The demo program uses multiline TextBoxes for I/O, though the values are not on multiple lines (the long text just wraps).
Last edited by dilettante; Sep 23rd, 2013 at 11:20 AM.
Re: [VB6] HMAC-SHA-256, HMAC-SHA-1 Using Crypto API
I have added another rendition of the Google Maps API for Business "signer" logic.
Testing code and such have been removed, redundant intermediate variables have been removed, and more formalized URL parsing is used. The result is probably more directly usable in real applications.

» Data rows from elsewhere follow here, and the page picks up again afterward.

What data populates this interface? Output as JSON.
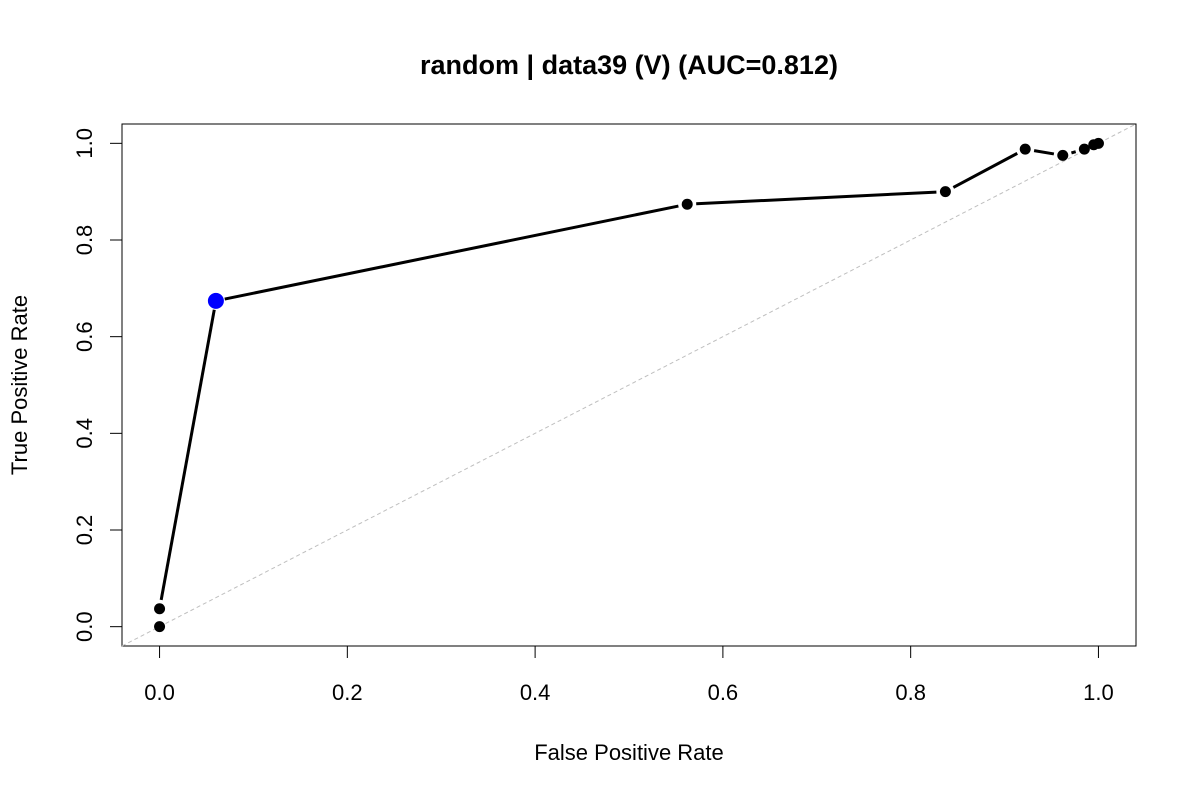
{
  "chart_data": {
    "type": "line",
    "title": "random | data39 (V) (AUC=0.812)",
    "xlabel": "False Positive Rate",
    "ylabel": "True Positive Rate",
    "xlim": [
      -0.04,
      1.04
    ],
    "ylim": [
      -0.04,
      1.04
    ],
    "x_ticks": [
      "0.0",
      "0.2",
      "0.4",
      "0.6",
      "0.8",
      "1.0"
    ],
    "y_ticks": [
      "0.0",
      "0.2",
      "0.4",
      "0.6",
      "0.8",
      "1.0"
    ],
    "grid": false,
    "legend": "none",
    "series": [
      {
        "x": [
          0.0,
          0.0,
          0.06,
          0.562,
          0.837,
          0.922,
          0.962,
          0.985,
          0.995,
          1.0
        ],
        "y": [
          0.0,
          0.037,
          0.674,
          0.874,
          0.9,
          0.988,
          0.975,
          0.988,
          0.997,
          1.0
        ],
        "color": "#000000"
      }
    ],
    "highlight_point": {
      "x": 0.06,
      "y": 0.674,
      "color": "#0000ff"
    },
    "reference_line": {
      "from": [
        0,
        0
      ],
      "to": [
        1,
        1
      ],
      "color": "#bfbfbf",
      "style": "dashed"
    }
  }
}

Here we have a class GoogleMapsSigner with a single method Sign(). It is dependent on the HS1 class.
To use these in VB6 just add both class modules to your Project. They should also import into Office VBA easily enough as well (Access, Excel) but have not been tested in 64-bit Office applications which might require tweaking due to the changes in integer types there.
The attachment has both of the necessary class modules as well as a test Project similar to the one above.